Alberta Justice Minister Alison Redford agreed more needs to be done to curb violence in Edmonton. While she was uncertain what effect a ban would have, she said it was an idea worth investigating.
Give police extra authority
"We have some very good lawyers in Justice who look at a lot of these options, and I'd like to ask them that specific question," Redford said.
The province will be introducing a bill this spring to give police more specific powers allowing them to work with bar owners to identify troublemakers and remove them from the premises.
"It's not that the police can't do that now, but as the mayor said, we have situations where questions of cause come into it," Redford said.
"As part of the business of regulating a business of bars, we think that its important to give police extra authority to be able to intervene in situations."

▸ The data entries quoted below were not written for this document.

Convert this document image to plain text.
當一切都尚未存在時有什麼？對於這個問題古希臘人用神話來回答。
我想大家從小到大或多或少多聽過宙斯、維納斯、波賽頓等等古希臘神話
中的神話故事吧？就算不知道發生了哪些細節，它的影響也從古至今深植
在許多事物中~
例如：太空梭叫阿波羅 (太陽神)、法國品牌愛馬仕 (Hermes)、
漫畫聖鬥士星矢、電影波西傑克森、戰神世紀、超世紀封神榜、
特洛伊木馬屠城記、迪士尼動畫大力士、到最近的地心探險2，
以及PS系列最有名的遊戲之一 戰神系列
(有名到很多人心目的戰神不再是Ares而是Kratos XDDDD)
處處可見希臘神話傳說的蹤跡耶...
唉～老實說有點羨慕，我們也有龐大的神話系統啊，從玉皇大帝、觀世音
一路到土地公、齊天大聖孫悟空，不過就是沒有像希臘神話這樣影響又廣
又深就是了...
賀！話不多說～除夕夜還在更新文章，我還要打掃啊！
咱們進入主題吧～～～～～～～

Redford says this plan is modeled after a bar watch program developed in Vancouver.
She is also lobbying the federal government to toughen bail laws so judges can keep people in custody longer, particularly in cases where someone breaches a previous bail condition.
"So they've now demonstrated that they are not prepared to honour a court order," she said.
"We believe that the onus should then be on them to prove why the court should ever allow them out on bail again."
There have been six homicides in Edmonton so far in 2009. Half the deaths resulted from knife wounds.